Wanting to impart a Nordic spirit to our boiling wort, Gormley pulls up some Nordic death metal on his phone and holds it up to the barrel. The vibes prove to be too much for our stone-handling tool—it breaks in two, leaving us with no way to remove the stones. We rack to a bucket moved outside to cool; that’s enough death metal for one day.
SUNDAY, 6 P.M.The bulk of the brew day is complete and it’s dinner time: Nordic mushroom stew over mashed potatoes with lingonberry jam on top, plus salad. It’s a recreation of a meal that Caleb and Whitney enjoyed on a trip to Norway a few years back. We are happy to indulge in their nostalgia while we wind down and thaw out.
Post-dinner, it’s time to pitch the yeast. Ifergan offers a packet of Kronjäst baker's yeast, brought back by a friend on their trip to Sweden.
Josephson retrieves her sourdough starter and mixes it into the stein, an experiment she’s been finetuning at Scratch for a while now. Knowing that the brewery would eventually serve bread and pizza, Josephson worked on a culture, made it healthy for bread, and then began thinking, as brewers do, “Why don’t we put this in beer?” They learned to scale from five gallons to two barrels, up to four and then eight. But its application in a commercial setting was still unknown.
“I’m thinking, are we literally going to pull a crusty mother culture out of our refrigerator, put it into a bucket, mix it with flour and water and dump it into our fermenter? What’s going to happen to our fermenter and all of our hoses?” Josephson says. “So … we did it.”
To amazing results, Josephson says. The methodology has created a “crazy, weird mixed culture” that they’ve learned to control. It’s the only yeast they pitch—their own house culture.
SUNDAY, 9 P.M.With the yeast pitched, we drink what’s left of the whiskey and share the last of the beers before the night winds down.
The drive home looms early the next morning.
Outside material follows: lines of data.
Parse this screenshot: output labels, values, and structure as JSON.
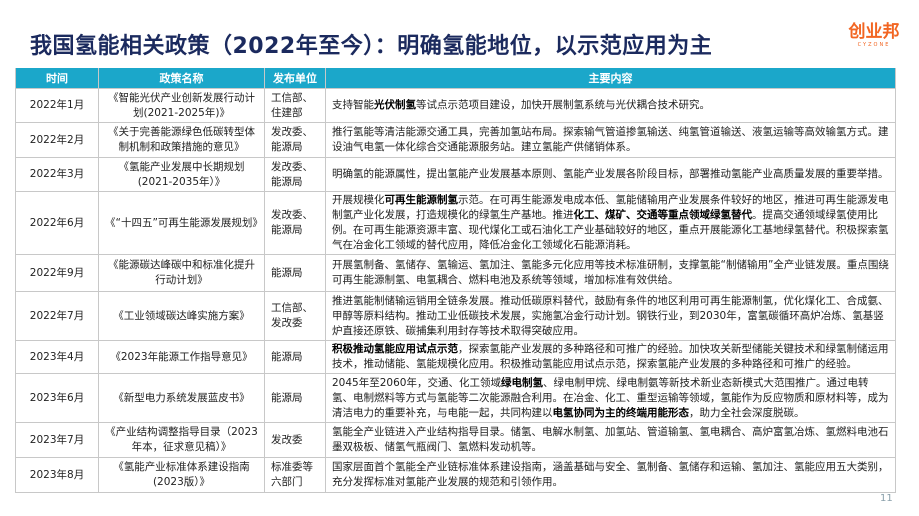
{
  "title": "我国氢能相关政策（2022年至今）：明确氢能地位，以示范应用为主",
  "logo": {
    "cn": "创业邦",
    "en": "CYZONE",
    "color": "#f26522"
  },
  "colors": {
    "header_bg": "#1ba7ca",
    "title": "#1b2a5e"
  },
  "table": {
    "headers": [
      "时间",
      "政策名称",
      "发布单位",
      "主要内容"
    ],
    "rows": [
      {
        "date": "2022年1月",
        "policy": "《智能光伏产业创新发展行动计划(2021-2025年)》",
        "org": "工信部、住建部",
        "content": [
          {
            "t": "支持智能"
          },
          {
            "t": "光伏制氢",
            "b": true
          },
          {
            "t": "等试点示范项目建设，加快开展制氢系统与光伏耦合技术研究。"
          }
        ]
      },
      {
        "date": "2022年2月",
        "policy": "《关于完善能源绿色低碳转型体制机制和政策措施的意见》",
        "org": "发改委、能源局",
        "content": [
          {
            "t": "推行氢能等清洁能源交通工具，完善加氢站布局。探索输气管道掺氢输送、纯氢管道输送、液氢运输等高效输氢方式。建设油气电氢一体化综合交通能源服务站。建立氢能产供储销体系。"
          }
        ]
      },
      {
        "date": "2022年3月",
        "policy": "《氢能产业发展中长期规划(2021-2035年）》",
        "org": "发改委、能源局",
        "content": [
          {
            "t": "明确氢的能源属性，提出氢能产业发展基本原则、氢能产业发展各阶段目标，部署推动氢能产业高质量发展的重要举措。"
          }
        ]
      },
      {
        "date": "2022年6月",
        "policy": "《“十四五”可再生能源发展规划》",
        "org": "发改委、能源局",
        "content": [
          {
            "t": "开展规模化"
          },
          {
            "t": "可再生能源制氢",
            "b": true
          },
          {
            "t": "示范。在可再生能源发电成本低、氢能储输用产业发展条件较好的地区，推进可再生能源发电制氢产业化发展，打造规模化的绿氢生产基地。推进"
          },
          {
            "t": "化工、煤矿、交通等重点领域绿氢替代",
            "b": true
          },
          {
            "t": "。提高交通领域绿氢使用比例。在可再生能源资源丰富、现代煤化工或石油化工产业基础较好的地区，重点开展能源化工基地绿氢替代。积极探索氢气在冶金化工领域的替代应用，降低冶金化工领域化石能源消耗。"
          }
        ]
      },
      {
        "date": "2022年9月",
        "policy": "《能源碳达峰碳中和标准化提升行动计划》",
        "org": "能源局",
        "content": [
          {
            "t": "开展氢制备、氢储存、氢输运、氢加注、氢能多元化应用等技术标准研制，支撑氢能“制储输用”全产业链发展。重点围绕可再生能源制氢、电氢耦合、燃料电池及系统等领域，增加标准有效供给。"
          }
        ]
      },
      {
        "date": "2022年7月",
        "policy": "《工业领域碳达峰实施方案》",
        "org": "工信部、发改委",
        "content": [
          {
            "t": "推进氢能制储输运销用全链条发展。推动低碳原料替代，鼓励有条件的地区利用可再生能源制氢，优化煤化工、合成氨、甲醇等原料结构。推动工业低碳技术发展，实施氢冶金行动计划。钢铁行业，到2030年，富氢碳循环高炉冶炼、氢基竖炉直接还原铁、碳捕集利用封存等技术取得突破应用。"
          }
        ]
      },
      {
        "date": "2023年4月",
        "policy": "《2023年能源工作指导意见》",
        "org": "能源局",
        "content": [
          {
            "t": "积极推动氢能应用试点示范",
            "b": true
          },
          {
            "t": "，探索氢能产业发展的多种路径和可推广的经验。加快攻关新型储能关键技术和绿氢制储运用技术，推动储能、氢能规模化应用。积极推动氢能应用试点示范，探索氢能产业发展的多种路径和可推广的经验。"
          }
        ]
      },
      {
        "date": "2023年6月",
        "policy": "《新型电力系统发展蓝皮书》",
        "org": "能源局",
        "content": [
          {
            "t": "2045年至2060年，交通、化工领域"
          },
          {
            "t": "绿电制氢",
            "b": true
          },
          {
            "t": "、绿电制甲烷、绿电制氨等新技术新业态新模式大范围推广。通过电转氢、电制燃料等方式与氢能等二次能源融合利用。在冶金、化工、重型运输等领域，氢能作为反应物质和原材料等，成为清洁电力的重要补充，与电能一起，共同构建以"
          },
          {
            "t": "电氢协同为主的终端用能形态",
            "b": true
          },
          {
            "t": "，助力全社会深度脱碳。"
          }
        ]
      },
      {
        "date": "2023年7月",
        "policy": "《产业结构调整指导目录（2023 年本，征求意见稿）》",
        "org": "发改委",
        "content": [
          {
            "t": "氢能全产业链进入产业结构指导目录。储氢、电解水制氢、加氢站、管道输氢、氢电耦合、高炉富氢冶炼、氢燃料电池石墨双极板、储氢气瓶阀门、氢燃料发动机等。"
          }
        ]
      },
      {
        "date": "2023年8月",
        "policy": "《氢能产业标准体系建设指南(2023版）》",
        "org": "标准委等六部门",
        "content": [
          {
            "t": "国家层面首个氢能全产业链标准体系建设指南，涵盖基础与安全、氢制备、氢储存和运输、氢加注、氢能应用五大类别，充分发挥标准对氢能产业发展的规范和引领作用。"
          }
        ]
      }
    ]
  },
  "page_number": "11"
}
But before I worry about icy roads, I reflect on just how amazed I am by the people who contributed to the weekend. From the recipes and the process to the setting and the conversations shared, it was altogether a rare opportunity to experience ancient innovation made tangible. And it definitely made me appreciate the effort humans once went through just to get a good buzz.